Document cameras, projectors and computers are becoming common place in the classroom. Document cameras are an incredible piece of technology used in education today. The ability to show a page in a text book or a worksheet up on the board without making a transparency! Many schools still use transparencies and overhead projectors. Overhead projectors limit the freedom to adapt to the class and create real-time learning experiences based on student responses.
Projectors and interactive whiteboards are a must ever since the Internet became available. Multimedia, simulations, videos, maps, research, etc… Projectors allow for whole class learning and engaging discussions that extend from a specific topic or skill. The interactive whiteboard technology allows the teacher to stay in front of the classroom notating and controlling the mouse.

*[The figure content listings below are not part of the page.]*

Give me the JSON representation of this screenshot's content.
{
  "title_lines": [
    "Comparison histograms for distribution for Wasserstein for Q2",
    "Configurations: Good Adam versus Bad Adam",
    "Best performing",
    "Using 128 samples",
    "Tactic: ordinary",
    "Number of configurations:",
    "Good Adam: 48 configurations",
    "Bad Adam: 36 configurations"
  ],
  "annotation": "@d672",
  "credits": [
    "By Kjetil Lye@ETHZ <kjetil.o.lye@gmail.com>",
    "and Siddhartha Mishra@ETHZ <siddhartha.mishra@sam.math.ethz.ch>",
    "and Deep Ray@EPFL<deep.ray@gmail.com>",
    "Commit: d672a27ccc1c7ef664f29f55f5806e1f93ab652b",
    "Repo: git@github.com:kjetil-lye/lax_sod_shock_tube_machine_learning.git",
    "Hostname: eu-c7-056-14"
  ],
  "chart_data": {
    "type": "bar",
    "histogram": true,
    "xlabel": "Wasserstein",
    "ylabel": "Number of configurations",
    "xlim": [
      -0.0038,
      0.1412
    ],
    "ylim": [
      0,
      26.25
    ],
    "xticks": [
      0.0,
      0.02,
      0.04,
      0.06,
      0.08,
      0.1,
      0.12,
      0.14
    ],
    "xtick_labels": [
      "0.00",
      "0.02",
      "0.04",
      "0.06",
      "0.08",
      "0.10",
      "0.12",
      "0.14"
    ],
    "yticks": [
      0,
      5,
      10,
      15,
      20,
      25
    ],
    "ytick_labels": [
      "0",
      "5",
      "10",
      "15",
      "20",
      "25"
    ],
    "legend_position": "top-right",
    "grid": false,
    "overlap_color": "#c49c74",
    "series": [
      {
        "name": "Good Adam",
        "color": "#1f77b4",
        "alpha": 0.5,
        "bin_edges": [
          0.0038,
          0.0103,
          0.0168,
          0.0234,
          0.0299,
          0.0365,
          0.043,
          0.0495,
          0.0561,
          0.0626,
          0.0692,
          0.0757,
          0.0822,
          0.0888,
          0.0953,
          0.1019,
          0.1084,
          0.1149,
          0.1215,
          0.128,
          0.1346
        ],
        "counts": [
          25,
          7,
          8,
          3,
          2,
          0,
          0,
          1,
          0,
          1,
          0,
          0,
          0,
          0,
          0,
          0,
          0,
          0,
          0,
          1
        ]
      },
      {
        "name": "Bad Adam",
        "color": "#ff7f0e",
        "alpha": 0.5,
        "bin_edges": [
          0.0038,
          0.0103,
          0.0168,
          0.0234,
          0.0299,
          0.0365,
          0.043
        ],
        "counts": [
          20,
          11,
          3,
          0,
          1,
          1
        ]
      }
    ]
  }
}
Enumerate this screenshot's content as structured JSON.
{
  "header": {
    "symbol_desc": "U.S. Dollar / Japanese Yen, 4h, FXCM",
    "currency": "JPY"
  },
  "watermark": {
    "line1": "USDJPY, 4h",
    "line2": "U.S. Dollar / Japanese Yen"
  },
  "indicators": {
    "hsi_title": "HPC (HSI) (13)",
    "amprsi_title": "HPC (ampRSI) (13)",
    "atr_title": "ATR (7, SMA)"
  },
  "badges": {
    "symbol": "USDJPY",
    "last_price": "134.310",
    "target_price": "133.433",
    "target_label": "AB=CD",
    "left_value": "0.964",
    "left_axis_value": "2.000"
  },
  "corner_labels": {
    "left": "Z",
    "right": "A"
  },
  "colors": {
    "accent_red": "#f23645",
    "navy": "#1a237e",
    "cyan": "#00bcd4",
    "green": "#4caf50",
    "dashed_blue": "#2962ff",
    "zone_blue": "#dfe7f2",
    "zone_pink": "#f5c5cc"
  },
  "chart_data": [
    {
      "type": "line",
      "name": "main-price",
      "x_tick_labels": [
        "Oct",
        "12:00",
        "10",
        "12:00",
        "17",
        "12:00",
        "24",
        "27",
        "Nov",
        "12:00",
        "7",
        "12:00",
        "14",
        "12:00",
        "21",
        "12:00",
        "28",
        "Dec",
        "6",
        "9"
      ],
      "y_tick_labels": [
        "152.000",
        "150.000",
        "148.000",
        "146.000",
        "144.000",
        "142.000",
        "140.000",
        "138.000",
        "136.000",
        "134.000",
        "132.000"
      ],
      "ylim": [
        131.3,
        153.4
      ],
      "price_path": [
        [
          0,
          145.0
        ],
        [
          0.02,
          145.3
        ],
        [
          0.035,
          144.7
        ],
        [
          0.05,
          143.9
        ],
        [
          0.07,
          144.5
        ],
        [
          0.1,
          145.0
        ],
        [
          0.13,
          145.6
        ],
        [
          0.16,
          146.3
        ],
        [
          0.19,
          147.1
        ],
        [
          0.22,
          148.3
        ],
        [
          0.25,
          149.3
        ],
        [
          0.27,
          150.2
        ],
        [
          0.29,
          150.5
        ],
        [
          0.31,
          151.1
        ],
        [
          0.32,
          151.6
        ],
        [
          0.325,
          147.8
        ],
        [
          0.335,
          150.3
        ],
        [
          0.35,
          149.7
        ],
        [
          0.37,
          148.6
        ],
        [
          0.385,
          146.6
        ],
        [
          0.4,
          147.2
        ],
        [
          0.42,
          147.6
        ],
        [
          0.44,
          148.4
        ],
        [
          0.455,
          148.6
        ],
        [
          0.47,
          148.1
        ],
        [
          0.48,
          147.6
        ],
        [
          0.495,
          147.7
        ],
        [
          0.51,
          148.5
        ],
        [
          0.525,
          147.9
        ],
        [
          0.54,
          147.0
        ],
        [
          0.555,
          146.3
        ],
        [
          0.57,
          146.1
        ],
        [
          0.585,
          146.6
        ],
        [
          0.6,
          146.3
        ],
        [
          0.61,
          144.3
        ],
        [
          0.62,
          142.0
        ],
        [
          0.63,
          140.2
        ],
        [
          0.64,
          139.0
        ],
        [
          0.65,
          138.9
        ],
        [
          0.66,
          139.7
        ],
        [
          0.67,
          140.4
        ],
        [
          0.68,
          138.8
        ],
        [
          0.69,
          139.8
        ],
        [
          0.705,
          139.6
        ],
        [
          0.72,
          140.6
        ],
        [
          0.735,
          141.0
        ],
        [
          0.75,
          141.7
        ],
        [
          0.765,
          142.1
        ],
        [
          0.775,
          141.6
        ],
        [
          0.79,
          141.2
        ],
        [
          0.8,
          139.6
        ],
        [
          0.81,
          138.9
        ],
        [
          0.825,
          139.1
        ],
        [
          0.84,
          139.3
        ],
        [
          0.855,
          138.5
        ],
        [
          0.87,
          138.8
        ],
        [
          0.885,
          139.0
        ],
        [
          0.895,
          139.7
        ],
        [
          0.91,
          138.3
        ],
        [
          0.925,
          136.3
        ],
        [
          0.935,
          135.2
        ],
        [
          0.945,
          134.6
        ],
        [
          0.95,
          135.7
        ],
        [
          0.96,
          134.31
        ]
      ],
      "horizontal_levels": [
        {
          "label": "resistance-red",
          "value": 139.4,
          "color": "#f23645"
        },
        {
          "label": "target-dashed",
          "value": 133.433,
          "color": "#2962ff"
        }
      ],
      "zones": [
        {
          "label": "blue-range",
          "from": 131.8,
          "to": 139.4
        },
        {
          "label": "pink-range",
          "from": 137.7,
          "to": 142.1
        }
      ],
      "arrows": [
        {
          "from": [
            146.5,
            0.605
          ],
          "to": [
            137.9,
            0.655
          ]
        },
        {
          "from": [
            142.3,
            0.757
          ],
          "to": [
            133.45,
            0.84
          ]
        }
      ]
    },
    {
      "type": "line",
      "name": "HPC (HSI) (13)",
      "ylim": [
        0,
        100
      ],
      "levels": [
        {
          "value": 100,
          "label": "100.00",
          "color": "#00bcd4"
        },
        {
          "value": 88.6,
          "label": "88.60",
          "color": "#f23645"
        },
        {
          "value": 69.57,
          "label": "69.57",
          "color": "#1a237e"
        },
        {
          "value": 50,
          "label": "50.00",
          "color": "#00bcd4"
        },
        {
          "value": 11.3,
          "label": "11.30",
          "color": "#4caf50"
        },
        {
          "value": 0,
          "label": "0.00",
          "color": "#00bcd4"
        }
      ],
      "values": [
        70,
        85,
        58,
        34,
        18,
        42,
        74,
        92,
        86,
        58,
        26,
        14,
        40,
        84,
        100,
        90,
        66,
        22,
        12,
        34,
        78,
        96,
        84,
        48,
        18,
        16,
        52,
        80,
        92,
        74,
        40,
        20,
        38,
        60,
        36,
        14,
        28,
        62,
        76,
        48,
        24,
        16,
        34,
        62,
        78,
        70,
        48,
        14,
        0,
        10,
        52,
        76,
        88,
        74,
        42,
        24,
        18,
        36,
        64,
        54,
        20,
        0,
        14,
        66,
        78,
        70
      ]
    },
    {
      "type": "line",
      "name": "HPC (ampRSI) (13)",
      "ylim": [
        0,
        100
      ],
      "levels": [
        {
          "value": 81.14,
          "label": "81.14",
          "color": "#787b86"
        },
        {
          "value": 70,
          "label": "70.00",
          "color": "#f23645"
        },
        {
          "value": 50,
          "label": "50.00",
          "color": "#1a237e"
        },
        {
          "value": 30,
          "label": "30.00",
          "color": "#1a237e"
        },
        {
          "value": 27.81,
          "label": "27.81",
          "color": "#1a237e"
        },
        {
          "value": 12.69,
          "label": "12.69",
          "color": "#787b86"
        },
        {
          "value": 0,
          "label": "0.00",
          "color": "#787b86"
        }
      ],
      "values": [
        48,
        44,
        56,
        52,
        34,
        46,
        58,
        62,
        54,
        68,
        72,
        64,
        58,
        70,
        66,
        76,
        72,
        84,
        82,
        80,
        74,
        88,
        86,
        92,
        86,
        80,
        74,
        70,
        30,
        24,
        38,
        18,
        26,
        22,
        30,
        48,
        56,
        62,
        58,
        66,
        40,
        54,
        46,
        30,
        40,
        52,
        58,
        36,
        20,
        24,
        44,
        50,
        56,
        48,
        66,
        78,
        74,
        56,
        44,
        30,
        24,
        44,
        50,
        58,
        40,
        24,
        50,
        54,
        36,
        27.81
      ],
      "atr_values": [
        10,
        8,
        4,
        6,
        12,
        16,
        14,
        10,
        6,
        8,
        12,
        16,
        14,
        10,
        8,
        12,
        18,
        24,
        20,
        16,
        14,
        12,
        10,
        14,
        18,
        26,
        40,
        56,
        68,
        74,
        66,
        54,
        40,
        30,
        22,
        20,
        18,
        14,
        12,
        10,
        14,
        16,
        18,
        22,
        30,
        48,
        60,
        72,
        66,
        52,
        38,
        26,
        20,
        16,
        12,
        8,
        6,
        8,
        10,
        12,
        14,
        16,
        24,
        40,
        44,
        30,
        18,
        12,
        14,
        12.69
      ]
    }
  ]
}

Another important educational technology piece are computers. Computer labs have been common in schools for sometime. The real concern has been actual “computer access” the students have throughout the week. Having enough computers and creating a consistent schedule for the entire school has always been a challenge. An answer to this challenge has been mobile laptop carts. Imagine a large cart with 25 laptops shelved, plugged into outlets within the cart. Only the cart needs an external outlet to power all laptops. This cart is moved from classroom to classroom and students are assigned a computer number. Instead of scheduling computer time to the computer lab, teachers are reserving these laptop carts…bringing the computer lab to them!
Classroom Response Systems or Voting Response Systems or clickers are becoming a common trend as an added piece to their educational technology plan. You will be sure to find more information when you Google “21st Century Classroom Presentation”. These devices allow for true interactivity and engagement within the class as a whole.
The last piece of any educational technology plan is the software. Blogs, wikis, games, curriculum software, reading and math intervention software, etc. are all things students do on the computers. Once hardware is in place, the question is, “What do the students do on the computers?” Educational software is such a broad term, schools constantly are researching software specific to a target group of students: high school credit recovery, homebound students, before/after school programs, supplement content to the school’s curriculum, state test prep software, etc.
One thing is for certain, educational technology is constantly improving and classrooms are moving closer and closer to the 21st Century Classroom.